Attenuation P-S-waves tomography of the Amatrice-Norcia fault system from high densely recorded aftershock data

We perform the attenuation local earthquake tomography (P,S, waves) of the complex fault system that ruptured a wide portion of the central Apennines, during the long lasting seismic sequence that started in 2016. Three mainshocks (the 24 August Mw 6.1, the 26 October Mw 5.9, and the 30 October Mw 6.5) hit the towns of Amatrice, Norcia and Visso causing several casualties and diffuse damages. The ruptured faults spread over an 80 km north-northwest-elongated section of a normal-faulting system. A huge amount of seismic data has been collected by permanent and temporary seismic stations since the onset of the sequence.

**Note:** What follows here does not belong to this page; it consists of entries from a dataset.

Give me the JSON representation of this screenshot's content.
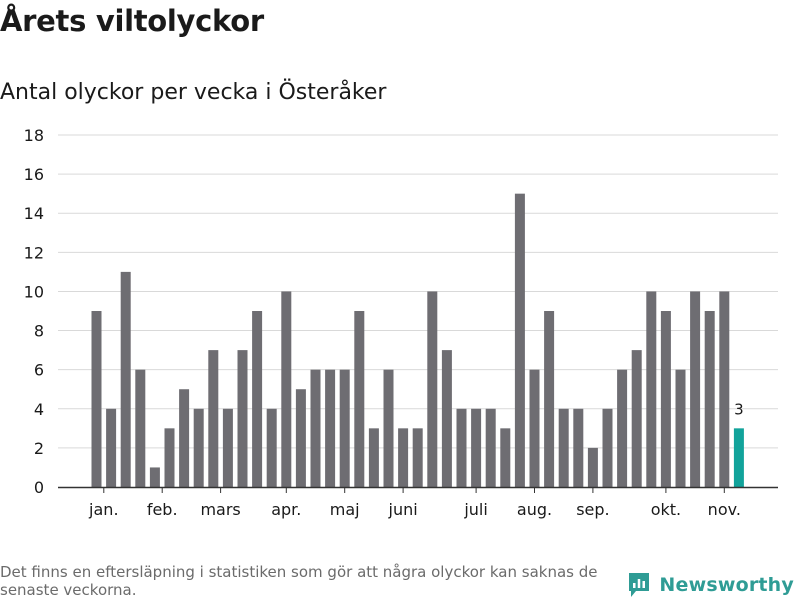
{
  "header": {
    "title": "Årets viltolyckor",
    "subtitle": "Antal olyckor per vecka i Österåker"
  },
  "footer": {
    "note": "Det finns en eftersläpning i statistiken som gör att några olyckor kan saknas de senaste veckorna.",
    "brand": "Newsworthy",
    "brand_icon": "newsworthy-logo-icon"
  },
  "colors": {
    "bar": "#6e6d72",
    "highlight": "#12a39b",
    "grid": "#d9d9d9",
    "axis": "#333333",
    "brand": "#2f9c95"
  },
  "chart_data": {
    "type": "bar",
    "title": "Antal olyckor per vecka i Österåker",
    "xlabel": "",
    "ylabel": "",
    "ylim": [
      0,
      18
    ],
    "yticks": [
      0,
      2,
      4,
      6,
      8,
      10,
      12,
      14,
      16,
      18
    ],
    "grid": true,
    "values": [
      9,
      4,
      11,
      6,
      1,
      3,
      5,
      4,
      7,
      4,
      7,
      9,
      4,
      10,
      5,
      6,
      6,
      6,
      9,
      3,
      6,
      3,
      3,
      10,
      7,
      4,
      4,
      4,
      3,
      15,
      6,
      9,
      4,
      4,
      2,
      4,
      6,
      7,
      10,
      9,
      6,
      10,
      9,
      10,
      3
    ],
    "highlight_index": 44,
    "highlight_label": "3",
    "month_ticks": [
      {
        "label": "jan.",
        "index": 0.5
      },
      {
        "label": "feb.",
        "index": 4.5
      },
      {
        "label": "mars",
        "index": 8.5
      },
      {
        "label": "apr.",
        "index": 13
      },
      {
        "label": "maj",
        "index": 17
      },
      {
        "label": "juni",
        "index": 21
      },
      {
        "label": "juli",
        "index": 26
      },
      {
        "label": "aug.",
        "index": 30
      },
      {
        "label": "sep.",
        "index": 34
      },
      {
        "label": "okt.",
        "index": 39
      },
      {
        "label": "nov.",
        "index": 43
      }
    ]
  }
}
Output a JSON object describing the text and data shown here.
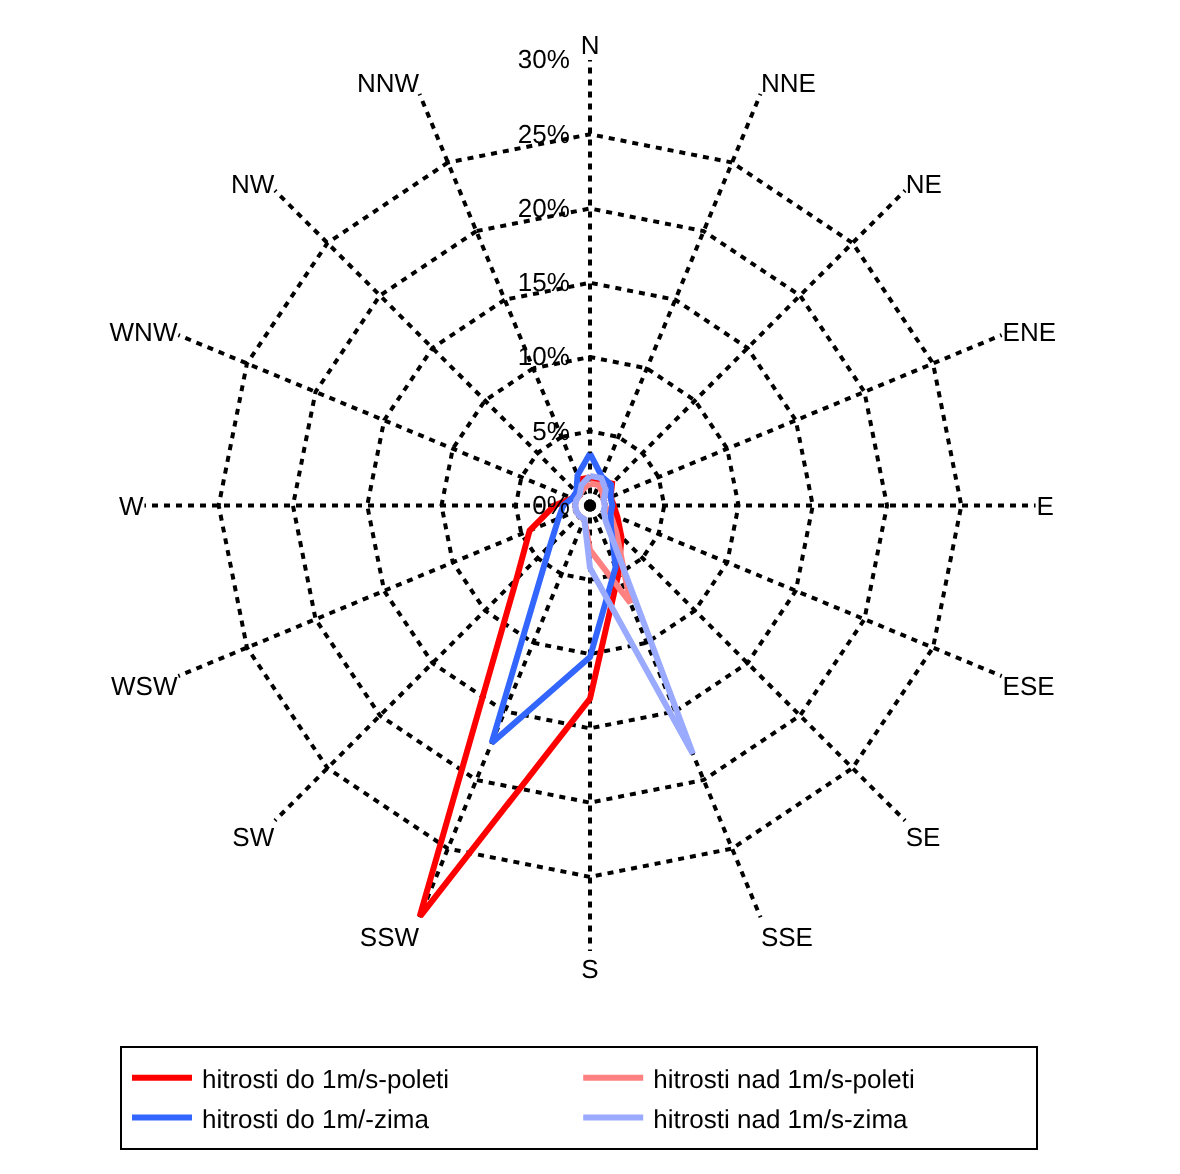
{
  "chart_data": {
    "type": "radar",
    "categories": [
      "N",
      "NNE",
      "NE",
      "ENE",
      "E",
      "ESE",
      "SE",
      "SSE",
      "S",
      "SSW",
      "SW",
      "WSW",
      "W",
      "WNW",
      "NW",
      "NNW"
    ],
    "series": [
      {
        "name": "hitrosti do 1m/s-poleti",
        "color": "#ff0000",
        "values": [
          1.9,
          1.8,
          2.1,
          1.5,
          1.6,
          2,
          3,
          5,
          13,
          30,
          7,
          4.4,
          2.4,
          1.3,
          1,
          1.9
        ]
      },
      {
        "name": "hitrosti nad 1m/s-poleti",
        "color": "#ff8080",
        "values": [
          1.5,
          1.5,
          1.2,
          1,
          1,
          1.5,
          2.5,
          7.1,
          3,
          1,
          1,
          1,
          1,
          1,
          1,
          1.2
        ]
      },
      {
        "name": "hitrosti do 1m/-zima",
        "color": "#3366ff",
        "values": [
          3.5,
          2.1,
          2,
          1.5,
          1.5,
          1.5,
          2,
          4.5,
          10.2,
          17.3,
          3.8,
          2.3,
          1.8,
          1.3,
          1.3,
          2.2
        ]
      },
      {
        "name": "hitrosti nad 1m/s-zima",
        "color": "#99aaff",
        "values": [
          2,
          2,
          1.5,
          1,
          1,
          1,
          1.5,
          18.1,
          4.2,
          1,
          1,
          1,
          1,
          1,
          1,
          1.5
        ]
      }
    ],
    "ylim": [
      0,
      30
    ],
    "yticks": [
      {
        "value": 0,
        "label": "0%"
      },
      {
        "value": 5,
        "label": "5%"
      },
      {
        "value": 10,
        "label": "10%"
      },
      {
        "value": 15,
        "label": "15%"
      },
      {
        "value": 20,
        "label": "20%"
      },
      {
        "value": 25,
        "label": "25%"
      },
      {
        "value": 30,
        "label": "30%"
      }
    ],
    "grid": true,
    "legend": "bottom",
    "marker": "none",
    "line_style": "solid"
  }
}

About 230,000 seismic events have been analyzed to retrieve P and S seismic waves arrival times, which allowed us to compute 3-D velocity structure and precise earthquake locations.

For all of the earthquakes that meet strict selection criteria based on the signal to noise ratio, we computed the low frequency spectral level and the decay of the amplitude spectra (t*) of both P- and S-waves at about 150 recording sites. In order to avoid source complexity, we selected only events with M<2 for which the source corner frequency is beyond the analysed frequency band (1-40 Hz) and the spectral decay could be modeled only by attenuation effects. A preliminary fit of the observed spectra was used to compute the amplitude residuals between the observed and modeled spectra for P- and S- waves. For each station, the mean of the overall amplitude residuals, for each frequency, contribute to define the site response, a sort of site transfer function that is used to correct the observed spectra in a second round of fit. The high-frequency spectral decays (t*) are then computed again on the corrected spectra and they are used as input for tomography.

The applied method is a powerful tool to image the elastic properties of the medium in terms of seismic energy absorption, i.e. lower or higher attenuation of seismic waves. The retrieved pattern of attenuation gives useful insights on the physical state of the rocks in the crustal volume hosting the ruptured faults during the ongoing  seismic sequence.